Coming into compliance with existing codes, in many cases, will mean using strong steel windows and doors that have gone through rigorous structural testing and will not fail in the event of high wind and water pressure. Building codes are meant to be the minimum acceptable standard used to regulate design, construction, and maintenance of buildings. Going “above code” will protect the properties and human lives.

Just five states have very high building code ratings for storm resistance: Florida, Virginia, New Jersey, South Carolina, and Connecticut. Localities with loosened codes see more costly losses, as was the case in Texas in the aftermath of Hurricane Harvey.

In our recent Eneref Report, Enforcing Mandatory Robust Building Codes for Steel Windows, the Eneref Institute calls for stronger enforcement of mandatory building codes and “above-code” construction to ensure windows and doors are properly tested for extreme weather conditions. The report examines the benefit-cost ratio of code compliance enforcement and above-code construction for windows and doors, highlighting the integrity of steel windows that have undergone testing.

No matter how complex or challenging a building code, there is a solution, and window companies need to meet these engineering challenges head-on. Our research established that Hope’s has a history of developing products to overcome environmental challenges, and then testing them rigorously, which has put them far ahead of other manufacturers in this category. More companies would do well to adopt this approach to meet the ongoing challenges of today’s weather environment.

Eneref Institute’s Code for Climate campaign is a call for stronger enforcement of mandatory existing codes and above-code construction.
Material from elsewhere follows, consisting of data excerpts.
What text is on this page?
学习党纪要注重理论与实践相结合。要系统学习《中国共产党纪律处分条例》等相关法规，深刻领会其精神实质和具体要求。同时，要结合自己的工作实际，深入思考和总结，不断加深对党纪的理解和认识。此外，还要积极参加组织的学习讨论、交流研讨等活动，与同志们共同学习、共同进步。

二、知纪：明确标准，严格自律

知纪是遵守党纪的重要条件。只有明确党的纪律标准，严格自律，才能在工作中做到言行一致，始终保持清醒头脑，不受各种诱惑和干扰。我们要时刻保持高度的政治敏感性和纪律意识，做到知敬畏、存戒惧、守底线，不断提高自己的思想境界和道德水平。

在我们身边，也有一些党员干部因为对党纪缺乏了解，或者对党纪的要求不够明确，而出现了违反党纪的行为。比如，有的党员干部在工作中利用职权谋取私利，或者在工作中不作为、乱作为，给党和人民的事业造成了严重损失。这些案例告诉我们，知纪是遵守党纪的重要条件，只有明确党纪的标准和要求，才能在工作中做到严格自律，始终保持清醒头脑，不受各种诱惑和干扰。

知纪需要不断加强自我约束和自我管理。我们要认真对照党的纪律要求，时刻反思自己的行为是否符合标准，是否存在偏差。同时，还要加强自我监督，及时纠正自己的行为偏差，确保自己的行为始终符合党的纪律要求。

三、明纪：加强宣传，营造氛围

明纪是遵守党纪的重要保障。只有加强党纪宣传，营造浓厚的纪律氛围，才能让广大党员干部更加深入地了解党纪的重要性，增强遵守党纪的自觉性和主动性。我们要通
Using strong steel windows will reduce costly policy claims for many property and casualty insurance companies.

Looking Ahead

In the face of continually intensifying extreme weather events due to global warming, it is important to more strictly enforce building codes and build above code. Using rigorously tested products in order to come into compliance or extend beyond existing code will prevent damage from climate change. The better products will also offer life-safety benefits to residents and businesses, as well as cost- saving benefits to insurance companies.